Enquanto foram Pagãos, ignorantes do Verbo Revelado, sendo inscientes eles eram inocentes e, assim, incapazes de culpa e de pecado. Depois de catequizados, não. Ao receberem a Boa Nova e, com ela, o Saber e a Malícia, passam a ter méritos e culpas pelas virtudes e maldades que cometam. A Redenção para eles será a Perdição. No estado natural do paganismo eles não podiam ser nem Infiéis, nem Hereges, nem Apóstatas, porque Pagão não tem competência para tanto. Convertidos, estão fodidos.”

 

 

“Explicam ao preto que, para os índios Galibis, o sonho é a alma da gente que sai do corpo andando, esvoaçante, por aí, fazendo estripulias. Assim sendo, o que acontece no sonho acontece mesmo, ainda que seja no mundo dos sonhos. Tanto que eles pedem indenização se alguém os prejudica nos sonhos. E dão, espontaneamente, a recompensa devida se eles próprios, nos sonhos, andaram passando um companheiro pra trás.

Outro dia Calibã sonhou que a filha dele – que ele não tem –, querendo parir seu neto, cagou um abacaxi para agradar a Orelhão. As monjas precisaram dar ao preto, para que ele desse ao tuxaua, como indenização, a melhor tesoura de costura que tinham.

– Saiba você, Orelhão, que o sonho é a principal fonte de sabedoria dos Galibis. Todos aqui tomam Caapi para ter sonhos que são treinamentos e ensinamentos. Assim, os meninos aprendem a caçar e andar no mato. Assim, os homens sabem do que está acontecendo ou dos riscos do que pode suceder.

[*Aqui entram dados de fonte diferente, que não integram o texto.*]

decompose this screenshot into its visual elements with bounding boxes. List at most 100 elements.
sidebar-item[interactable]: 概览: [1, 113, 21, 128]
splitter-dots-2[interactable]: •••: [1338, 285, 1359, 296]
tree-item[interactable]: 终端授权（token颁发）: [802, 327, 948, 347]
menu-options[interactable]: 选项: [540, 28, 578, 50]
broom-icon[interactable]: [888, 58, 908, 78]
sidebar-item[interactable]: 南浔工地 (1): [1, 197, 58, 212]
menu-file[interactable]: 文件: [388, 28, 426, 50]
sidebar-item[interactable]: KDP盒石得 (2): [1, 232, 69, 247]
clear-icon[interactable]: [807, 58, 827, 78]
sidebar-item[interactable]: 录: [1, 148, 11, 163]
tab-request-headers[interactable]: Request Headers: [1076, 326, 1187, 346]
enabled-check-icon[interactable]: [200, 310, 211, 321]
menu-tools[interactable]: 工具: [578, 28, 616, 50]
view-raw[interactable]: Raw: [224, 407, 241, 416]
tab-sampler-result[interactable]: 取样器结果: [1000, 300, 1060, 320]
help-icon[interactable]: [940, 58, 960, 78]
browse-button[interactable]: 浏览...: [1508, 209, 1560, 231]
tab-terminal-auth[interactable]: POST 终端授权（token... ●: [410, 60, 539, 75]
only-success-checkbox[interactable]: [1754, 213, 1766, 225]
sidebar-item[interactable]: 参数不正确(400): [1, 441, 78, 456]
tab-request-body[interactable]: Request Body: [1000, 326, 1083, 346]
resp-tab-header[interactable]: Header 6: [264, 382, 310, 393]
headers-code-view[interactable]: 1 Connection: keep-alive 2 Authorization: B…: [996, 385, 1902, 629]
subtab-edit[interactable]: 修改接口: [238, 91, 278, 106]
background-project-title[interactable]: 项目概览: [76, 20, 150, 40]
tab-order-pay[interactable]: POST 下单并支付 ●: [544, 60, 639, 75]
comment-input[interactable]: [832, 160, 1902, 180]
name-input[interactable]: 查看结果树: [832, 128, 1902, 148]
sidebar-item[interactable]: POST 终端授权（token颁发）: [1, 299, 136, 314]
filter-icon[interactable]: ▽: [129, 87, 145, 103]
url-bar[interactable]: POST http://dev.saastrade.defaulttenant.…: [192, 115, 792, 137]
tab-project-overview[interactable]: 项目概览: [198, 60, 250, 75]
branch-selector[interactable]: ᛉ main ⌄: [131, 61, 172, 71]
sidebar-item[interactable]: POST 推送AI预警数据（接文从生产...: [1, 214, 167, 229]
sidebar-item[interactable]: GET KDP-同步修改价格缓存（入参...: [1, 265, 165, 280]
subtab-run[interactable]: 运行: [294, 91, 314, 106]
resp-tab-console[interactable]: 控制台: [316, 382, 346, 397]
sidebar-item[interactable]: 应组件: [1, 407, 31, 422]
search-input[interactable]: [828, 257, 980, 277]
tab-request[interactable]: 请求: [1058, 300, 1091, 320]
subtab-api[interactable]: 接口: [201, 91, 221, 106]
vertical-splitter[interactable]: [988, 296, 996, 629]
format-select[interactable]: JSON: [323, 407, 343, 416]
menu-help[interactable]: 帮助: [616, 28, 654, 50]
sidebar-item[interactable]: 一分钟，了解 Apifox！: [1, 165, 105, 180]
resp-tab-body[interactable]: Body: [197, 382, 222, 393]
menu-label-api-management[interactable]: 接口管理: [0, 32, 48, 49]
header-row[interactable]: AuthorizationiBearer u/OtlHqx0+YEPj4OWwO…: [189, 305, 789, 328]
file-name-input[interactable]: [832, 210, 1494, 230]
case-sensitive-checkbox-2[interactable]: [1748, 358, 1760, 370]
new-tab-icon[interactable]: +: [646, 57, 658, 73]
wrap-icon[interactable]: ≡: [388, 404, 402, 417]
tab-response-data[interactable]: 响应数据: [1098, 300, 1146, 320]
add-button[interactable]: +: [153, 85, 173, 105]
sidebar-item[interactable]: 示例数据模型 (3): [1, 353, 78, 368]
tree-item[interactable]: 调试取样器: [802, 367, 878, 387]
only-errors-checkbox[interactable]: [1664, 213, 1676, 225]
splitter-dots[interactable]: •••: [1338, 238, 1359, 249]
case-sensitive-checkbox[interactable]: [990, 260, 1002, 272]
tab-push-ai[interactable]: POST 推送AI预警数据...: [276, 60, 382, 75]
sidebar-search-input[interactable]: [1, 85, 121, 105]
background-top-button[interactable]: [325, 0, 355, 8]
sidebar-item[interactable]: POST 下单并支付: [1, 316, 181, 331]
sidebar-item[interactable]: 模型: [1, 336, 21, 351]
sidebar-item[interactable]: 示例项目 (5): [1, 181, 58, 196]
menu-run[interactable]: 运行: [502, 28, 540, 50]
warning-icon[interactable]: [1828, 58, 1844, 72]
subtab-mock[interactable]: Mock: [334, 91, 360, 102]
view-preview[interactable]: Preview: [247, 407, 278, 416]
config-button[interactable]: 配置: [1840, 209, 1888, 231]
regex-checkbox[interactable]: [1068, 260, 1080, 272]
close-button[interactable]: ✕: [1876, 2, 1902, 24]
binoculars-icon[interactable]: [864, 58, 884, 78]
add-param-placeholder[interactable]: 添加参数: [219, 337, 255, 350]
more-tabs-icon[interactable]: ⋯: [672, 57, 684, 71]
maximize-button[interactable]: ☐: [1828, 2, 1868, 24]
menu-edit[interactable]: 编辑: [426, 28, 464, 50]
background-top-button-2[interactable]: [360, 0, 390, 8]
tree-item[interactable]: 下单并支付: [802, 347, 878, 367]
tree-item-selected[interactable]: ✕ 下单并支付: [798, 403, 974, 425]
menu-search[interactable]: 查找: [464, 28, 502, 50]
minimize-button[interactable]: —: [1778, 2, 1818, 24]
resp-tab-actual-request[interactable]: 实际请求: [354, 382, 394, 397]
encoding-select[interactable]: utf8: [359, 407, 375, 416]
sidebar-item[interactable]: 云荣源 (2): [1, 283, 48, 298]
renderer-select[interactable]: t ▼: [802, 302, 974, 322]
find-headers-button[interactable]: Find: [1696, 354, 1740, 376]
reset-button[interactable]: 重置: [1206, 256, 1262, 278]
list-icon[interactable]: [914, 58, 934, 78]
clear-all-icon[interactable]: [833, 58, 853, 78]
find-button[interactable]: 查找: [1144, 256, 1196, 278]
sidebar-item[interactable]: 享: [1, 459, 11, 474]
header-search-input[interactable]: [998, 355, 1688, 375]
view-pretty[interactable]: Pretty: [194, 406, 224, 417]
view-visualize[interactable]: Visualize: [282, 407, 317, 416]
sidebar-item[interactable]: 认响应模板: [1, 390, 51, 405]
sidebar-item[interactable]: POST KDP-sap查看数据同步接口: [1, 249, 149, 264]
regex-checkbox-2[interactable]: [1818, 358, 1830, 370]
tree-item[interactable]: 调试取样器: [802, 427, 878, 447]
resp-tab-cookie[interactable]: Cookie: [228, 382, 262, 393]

Exagerada como é, Tivi afirma que o sonho é a escola da vida. Sem sonhar, estes índios nem saberiam viver. Sonhando, aprendem tudo. O sonho dá aos Galibis o que a TV Globo dá a nós, brasileiros: engabela, seduz e consola. É até melhor porque não quer vender seguros nem sabão português. E tem a vantagem de que todo programa é ao vivo e nele o próprio índio se vê a si mesmo obrando maravilhas. Sem as ilusões da TV, brasileiro morria de tristeza com a vida que tem. Índio também, sem sonhar, destrambelhava.”

 

 

“Nestas circunstâncias só nos cabe o consolo de recordar que, afinal, como dizem os sábios chineses, o inevitável é sempre o melhor.”